Bayesian statistics presents us with an interesting way of understanding probability. The classical way of understanding probability is the frequentist approach, which purports that a probability for an event is the limit of its frequency in infinite trials. In other words, to say that a coin is fair is to say that, theoretically, performing an infinite number of coin flips would result in 50 percent heads and 50 percent tails. However, the Bayesian approach we explored today presents a drastically different picture. In Bayesian statistics, probability is an embodiment of our subjective beliefs about a parameter, such as the fairness of a coin. By performing trials, infinite or not, we gain more information about the parameter of our interest, which affects the posterior probability. Both interpretations of probability are valid, and they help complement each other to help us gain a broader understanding of what the notion of probability entails.
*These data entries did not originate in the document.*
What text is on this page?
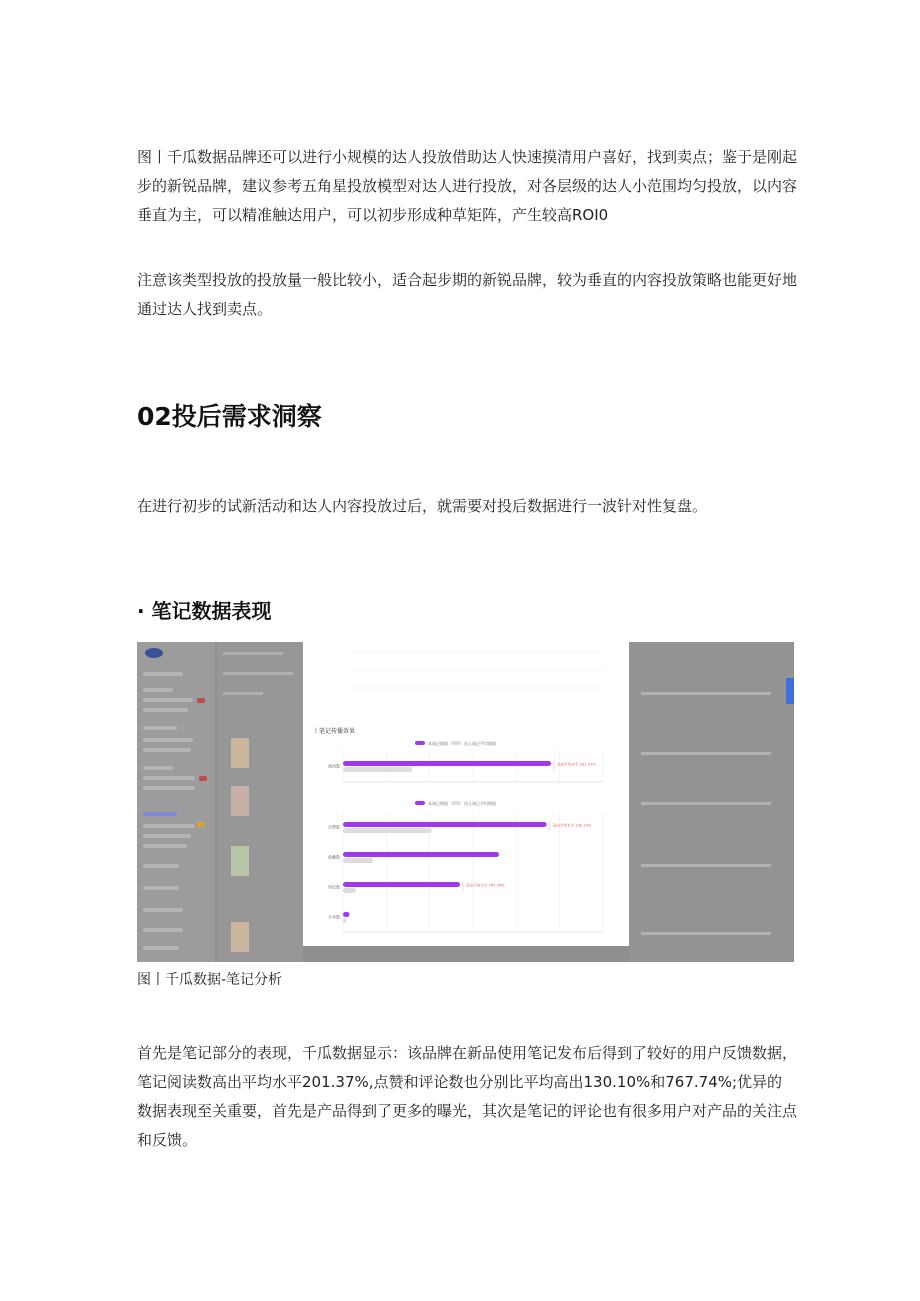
图丨千瓜数据品牌还可以进行小规模的达人投放借助达人快速摸清用户喜好，找到卖点；鉴于是刚起步的新锐品牌，建议参考五角星投放模型对达人进行投放，对各层级的达人小范围均匀投放，以内容垂直为主，可以精准触达用户，可以初步形成种草矩阵，产生较高ROI0

注意该类型投放的投放量一般比较小，适合起步期的新锐品牌，较为垂直的内容投放策略也能更好地通过达人找到卖点。

02投后需求洞察

在进行初步的试新活动和达人内容投放过后，就需要对投后数据进行一波针对性复盘。

· 笔记数据表现
丨笔记传播效果
本笔记数据	达人笔记平均数据
阅读数	高出平均水平 201.37%
本笔记数据	达人笔记平均数据
点赞数	高出平均水平 130.10%
收藏数
评论数	高出平均水平 767.74%
分享数

图丨千瓜数据-笔记分析

首先是笔记部分的表现，千瓜数据显示：该品牌在新品使用笔记发布后得到了较好的用户反馈数据，笔记阅读数高出平均水平201.37%,点赞和评论数也分别比平均高出130.10%和767.74%;优异的数据表现至关重要，首先是产品得到了更多的曝光，其次是笔记的评论也有很多用户对产品的关注点和反馈。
I hope this post gave you a better understanding as to why distributions are important—specifically in the context of conjugate priors. In a future post, we will continue our exploration of the Beta distribution introduced today, and connect the dots between Beta, Gamma, and many more distributions in the context of Bayesian statistics. See you in the next one.